I was, initially, a terrible driver. My friends dreaded my jerky, high-speed lane changes, swerving around traffic that honored the speed limit on the way to and from school. I was impatient and reckless in an 88′ Dodge caravan. It’s a miracle I had only two accidents, and both were only fender benders that happened when I was backing the car out.
Driving fosters social distance because it can create for some (for me) a sense of entitlement and uncomfortable restlessness. Because I could go fast, I went fast. Everywhere. When a more cautious, patient driver got in my way, I would pass him or her the first chance I had. I didn’t want to wait, and I didn’t feel like I should have to wait. My errand was the only thing that mattered; I did not acknowledge other drivers on the road as human beings. They were just in my way.
I had a nasty case of road rage. The impatience, the aggression, the disregard for safety and courtesy… I shudder to think of it.
Had I lived closer to my high school, it might have occurred to me to ride my bike there. Had I asked my parents for a new bicycle (or bought one with my own earnings), one that fit my 5’7″ frame better than the little purple 10-speed I had started riding when I was a foot shorter, I might have avoided those stressful commutes to and from the west side of Green Bay. I certainly could have biked to and from work. Were Green Bay a slightly more bike-friendly city, I might have pursued my senior-year dream of commuting to school by bike.
I revived my love of biking soon enough. Senior year of high school, determined to overcome a depression and poor self-esteem, I began an exercise regimen.
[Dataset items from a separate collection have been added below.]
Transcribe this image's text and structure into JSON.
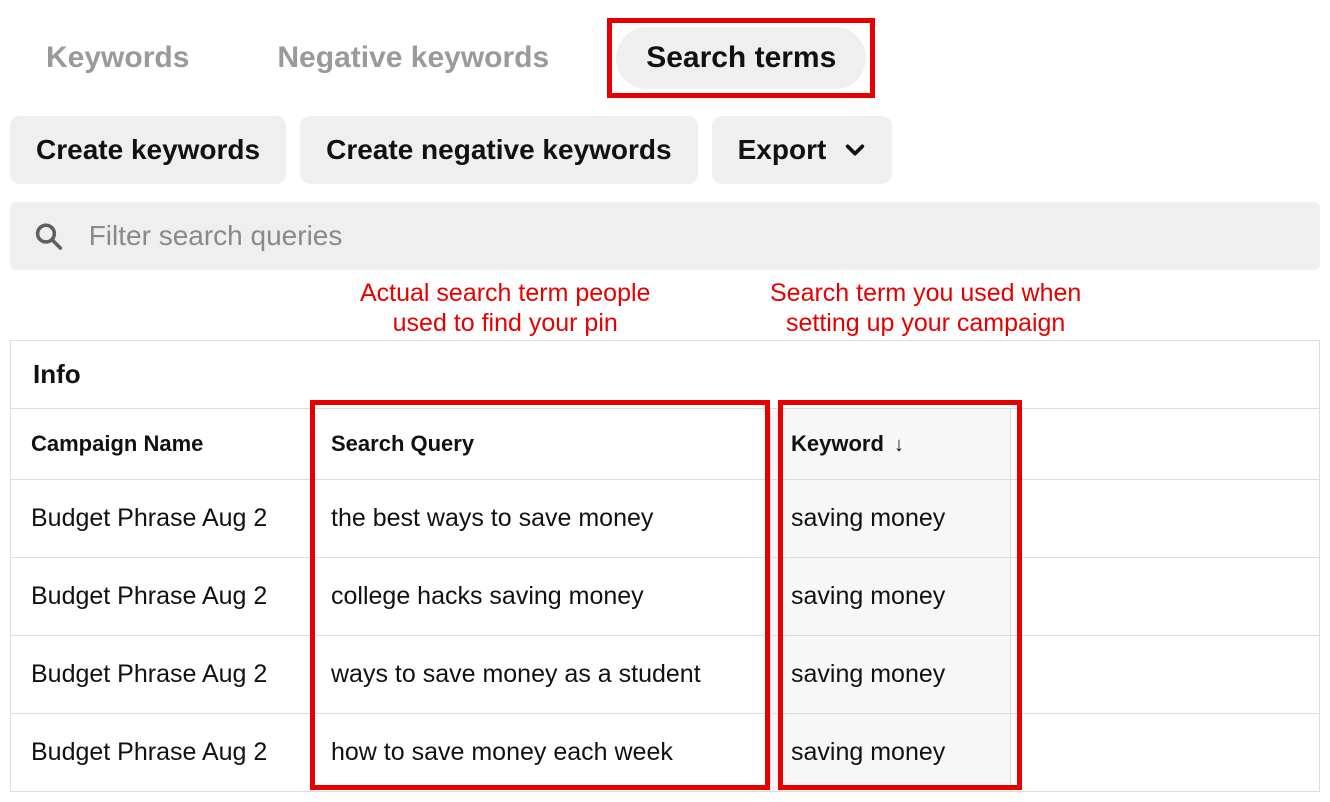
{
  "tabs": {
    "keywords": "Keywords",
    "negative": "Negative keywords",
    "search_terms": "Search terms"
  },
  "toolbar": {
    "create_keywords": "Create keywords",
    "create_negative": "Create negative keywords",
    "export": "Export"
  },
  "filter": {
    "placeholder": "Filter search queries"
  },
  "annotations": {
    "query": "Actual search term people\nused to find your pin",
    "keyword": "Search term you used when\nsetting up your campaign"
  },
  "table": {
    "info_header": "Info",
    "col_campaign": "Campaign Name",
    "col_query": "Search Query",
    "col_keyword": "Keyword",
    "rows": [
      {
        "campaign": "Budget Phrase Aug 2",
        "query": "the best ways to save money",
        "keyword": "saving money"
      },
      {
        "campaign": "Budget Phrase Aug 2",
        "query": "college hacks saving money",
        "keyword": "saving money"
      },
      {
        "campaign": "Budget Phrase Aug 2",
        "query": "ways to save money as a student",
        "keyword": "saving money"
      },
      {
        "campaign": "Budget Phrase Aug 2",
        "query": "how to save money each week",
        "keyword": "saving money"
      }
    ]
  }
}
I walked, biked, and yes, rollerbladed my way to better health. I had gone vegan the year before and made an effort to overcome bad eating habits. When the ailing La Baumba, as my brother had christened the old minivan, was unavailable to drive, I took my bike to work. It was a fun ride: up the hill to Webster Avenue and down the hill toward Riverside Drive. My bike commutes to work were infrequent but many times more memorable than any car trip along the same route.
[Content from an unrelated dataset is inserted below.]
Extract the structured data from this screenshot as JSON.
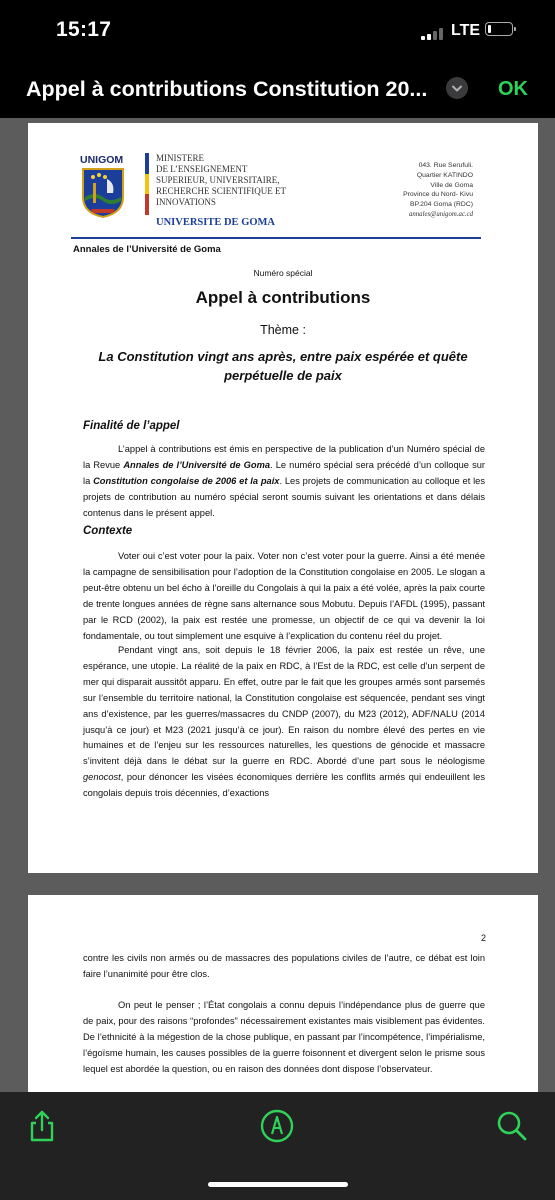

More enjoyable than the handful of bike trips to DePere were my after-school rides along the East River, on the very same trails I had learned every inch of in my youth. My walks and rides there were meditations. My visits to the river and the thin line of woods there were my retreat into nature, and reminded me of the lessons I was learning in my environmental science class. I became excited about the opportunity to live a car-free (and carefree) existence, a transition that I expected would be easy when I moved away for college.
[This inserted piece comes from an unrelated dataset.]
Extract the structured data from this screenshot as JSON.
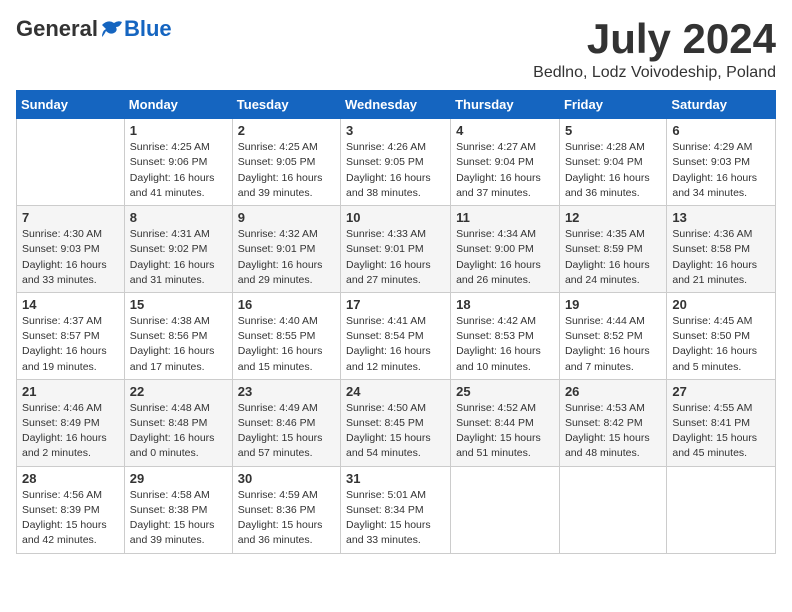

In 2002 I graduated from high school, and in the fall I started college in Minneapolis. Despite its poor fit, I brought my bike across the state line, named her “Grandma,” and rode like every other country bumpkin in his-her first year of urban cycling: on the sidewalk, without a helmet or a light.
Nonetheless, it was a start. The days of burning fossil fuels to get to work and school were behind me now. What lay ahead was a meandering, gradual discovery of the possibilities, the freedom I had known as a child, and all I had to do was get on my bike and ride.